日経平均 9,704.31  △26.56
為替(15時) 96.25-30/米ドル
 与謝野馨財務・金融・経済財政相は2日午前、日本経済の需要不足が過去最悪の約45兆円に上った1-3月期に関し、「たぶんあの時期が底打ちの時期だと思う」と語り、景気は既に上昇局面に転じたとの認識を示した。与謝野氏は、5月末に発表された鉱工業生産指数(1995=100)の大幅改善などを取り上げ、「4-6月以降は(生産の)カーブはずっと上向きだ」と強調。その上で、景気は年末から来年春にかけて回復軌道に復帰するとの見通しを示した。
 景気循環的な見方(例えば、在庫投資による変動でキチンの波といわれ、循環は3~4年)であれば、一時的に在庫を圧縮し、生産調整を行うことで鉱工業生産指数は改善する。ちなみに同指数はリーマンショック前は110前後あったが、3月には約70まで(36%強)下落して4月に5.2%の上昇となっている。当社では現在の世界経済は、従来までの景気循環的な見方は通用せず、世界的な経済活動にパラダイム変化が起きていると考えており、昨年9月以降の景気急減速が一時的に一服感は出たとしても、パラダイム変化後の世界が未だ明確になっておらず、今後の世界経済は乗り越えなければならない課題が山積している。

2009年6月1日月曜日

6/1(月) 一先ずの安心感

日経平均 9677.75 △155.25
為替(15時) 95.26-30/米ドル
 政府が米ゼネラル・モーターズ(GM)について、連邦破産法11条に基づく会社更生手続きの適用を6月1日に申請すると発表したが、同報道後の米株価先物の堅調さが好感されている。商品市況高などを受けた朝方からの景気底入れ期待もあり株価を押し上げている。
 株式市場は不透明感を嫌うので、GMがどう立ち直るかはまだ分からないが、米政府が中心となり約3.8兆円の追加支援を行い、国有化することとなった。

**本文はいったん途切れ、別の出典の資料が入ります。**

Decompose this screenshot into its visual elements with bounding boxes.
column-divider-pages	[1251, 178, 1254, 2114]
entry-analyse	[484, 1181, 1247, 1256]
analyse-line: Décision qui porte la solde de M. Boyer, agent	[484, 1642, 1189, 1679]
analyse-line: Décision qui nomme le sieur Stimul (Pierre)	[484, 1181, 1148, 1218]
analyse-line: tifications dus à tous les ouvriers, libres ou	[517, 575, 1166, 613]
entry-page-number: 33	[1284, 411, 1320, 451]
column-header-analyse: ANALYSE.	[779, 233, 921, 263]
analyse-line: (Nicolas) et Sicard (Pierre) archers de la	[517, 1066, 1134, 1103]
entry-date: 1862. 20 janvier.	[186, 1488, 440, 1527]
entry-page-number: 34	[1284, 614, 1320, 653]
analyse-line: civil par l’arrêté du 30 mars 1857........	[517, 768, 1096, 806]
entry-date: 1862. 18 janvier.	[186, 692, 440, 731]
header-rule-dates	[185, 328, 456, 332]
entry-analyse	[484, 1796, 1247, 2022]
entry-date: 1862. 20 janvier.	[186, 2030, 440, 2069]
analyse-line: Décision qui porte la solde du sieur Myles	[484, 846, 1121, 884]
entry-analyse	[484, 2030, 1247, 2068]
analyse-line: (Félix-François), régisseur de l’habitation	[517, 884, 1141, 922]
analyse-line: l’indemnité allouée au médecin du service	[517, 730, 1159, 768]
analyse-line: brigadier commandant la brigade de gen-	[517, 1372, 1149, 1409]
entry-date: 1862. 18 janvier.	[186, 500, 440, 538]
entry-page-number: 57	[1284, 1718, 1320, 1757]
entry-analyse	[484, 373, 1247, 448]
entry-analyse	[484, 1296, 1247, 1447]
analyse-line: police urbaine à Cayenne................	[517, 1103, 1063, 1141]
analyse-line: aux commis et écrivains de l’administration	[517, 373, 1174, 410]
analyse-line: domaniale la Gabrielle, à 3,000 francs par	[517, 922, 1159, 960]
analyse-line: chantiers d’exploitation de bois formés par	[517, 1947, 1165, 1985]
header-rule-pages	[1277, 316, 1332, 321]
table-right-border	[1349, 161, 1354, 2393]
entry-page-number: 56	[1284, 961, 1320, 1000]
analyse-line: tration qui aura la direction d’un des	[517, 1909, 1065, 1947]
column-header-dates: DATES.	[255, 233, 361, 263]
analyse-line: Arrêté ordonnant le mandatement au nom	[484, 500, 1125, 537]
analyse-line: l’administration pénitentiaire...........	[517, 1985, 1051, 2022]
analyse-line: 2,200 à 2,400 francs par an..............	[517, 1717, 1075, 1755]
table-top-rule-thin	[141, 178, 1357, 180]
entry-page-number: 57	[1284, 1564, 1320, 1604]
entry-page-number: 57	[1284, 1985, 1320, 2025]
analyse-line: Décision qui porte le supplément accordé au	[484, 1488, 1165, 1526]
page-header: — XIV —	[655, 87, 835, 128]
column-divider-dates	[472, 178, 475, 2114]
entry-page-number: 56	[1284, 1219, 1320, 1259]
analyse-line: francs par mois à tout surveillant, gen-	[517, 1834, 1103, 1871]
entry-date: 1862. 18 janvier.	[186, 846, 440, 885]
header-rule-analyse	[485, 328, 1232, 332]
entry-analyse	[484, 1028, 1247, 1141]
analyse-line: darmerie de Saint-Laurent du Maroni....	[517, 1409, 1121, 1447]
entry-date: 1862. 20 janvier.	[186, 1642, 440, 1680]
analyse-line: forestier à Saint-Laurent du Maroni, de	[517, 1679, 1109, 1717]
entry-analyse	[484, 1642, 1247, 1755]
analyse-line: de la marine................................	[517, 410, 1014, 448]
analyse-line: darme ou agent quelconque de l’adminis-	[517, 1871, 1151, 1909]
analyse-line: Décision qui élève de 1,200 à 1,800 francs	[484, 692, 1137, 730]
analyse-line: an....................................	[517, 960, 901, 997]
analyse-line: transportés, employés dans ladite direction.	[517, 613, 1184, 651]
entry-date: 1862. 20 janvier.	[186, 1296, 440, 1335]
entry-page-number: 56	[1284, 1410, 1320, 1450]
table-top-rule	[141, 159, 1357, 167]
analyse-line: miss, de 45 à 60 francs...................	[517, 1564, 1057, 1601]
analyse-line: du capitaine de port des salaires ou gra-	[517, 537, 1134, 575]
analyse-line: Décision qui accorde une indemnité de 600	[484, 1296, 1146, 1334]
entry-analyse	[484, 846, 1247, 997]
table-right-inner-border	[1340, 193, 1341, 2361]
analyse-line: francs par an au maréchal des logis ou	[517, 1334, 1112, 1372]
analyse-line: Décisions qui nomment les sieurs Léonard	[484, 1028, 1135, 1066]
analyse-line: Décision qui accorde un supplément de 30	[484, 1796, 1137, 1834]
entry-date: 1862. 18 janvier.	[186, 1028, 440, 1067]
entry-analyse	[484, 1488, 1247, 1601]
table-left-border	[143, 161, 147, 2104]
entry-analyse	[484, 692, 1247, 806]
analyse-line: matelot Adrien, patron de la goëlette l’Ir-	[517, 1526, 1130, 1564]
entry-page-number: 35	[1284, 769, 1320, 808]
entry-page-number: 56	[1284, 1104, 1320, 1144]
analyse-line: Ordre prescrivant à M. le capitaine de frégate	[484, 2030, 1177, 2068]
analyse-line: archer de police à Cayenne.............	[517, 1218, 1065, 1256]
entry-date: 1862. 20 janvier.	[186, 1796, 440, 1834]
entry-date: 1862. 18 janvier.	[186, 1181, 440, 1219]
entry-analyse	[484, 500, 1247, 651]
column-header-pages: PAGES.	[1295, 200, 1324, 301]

懸案だったGM問題が一先ず当面の方針が示され、好材料と受け止められているようだが、資本主義経済の雄であった米国を代表する自動車メーカーが国有化されることはまさに世界経済の大転換点だ。今後は中長期的に新生GMが成長性戦略を描けるのか、米今回も3.8兆円の追加融資を行ったように、立て続けの財政出動による財政悪化懸念による米国債の下落懸念、基軸通貨米ドルの信認が保てるのかがマーケットにとっての注目材料となるだろう。米国長期国債が金利上昇を始めているのは懸念の兆候が出始めているようだ。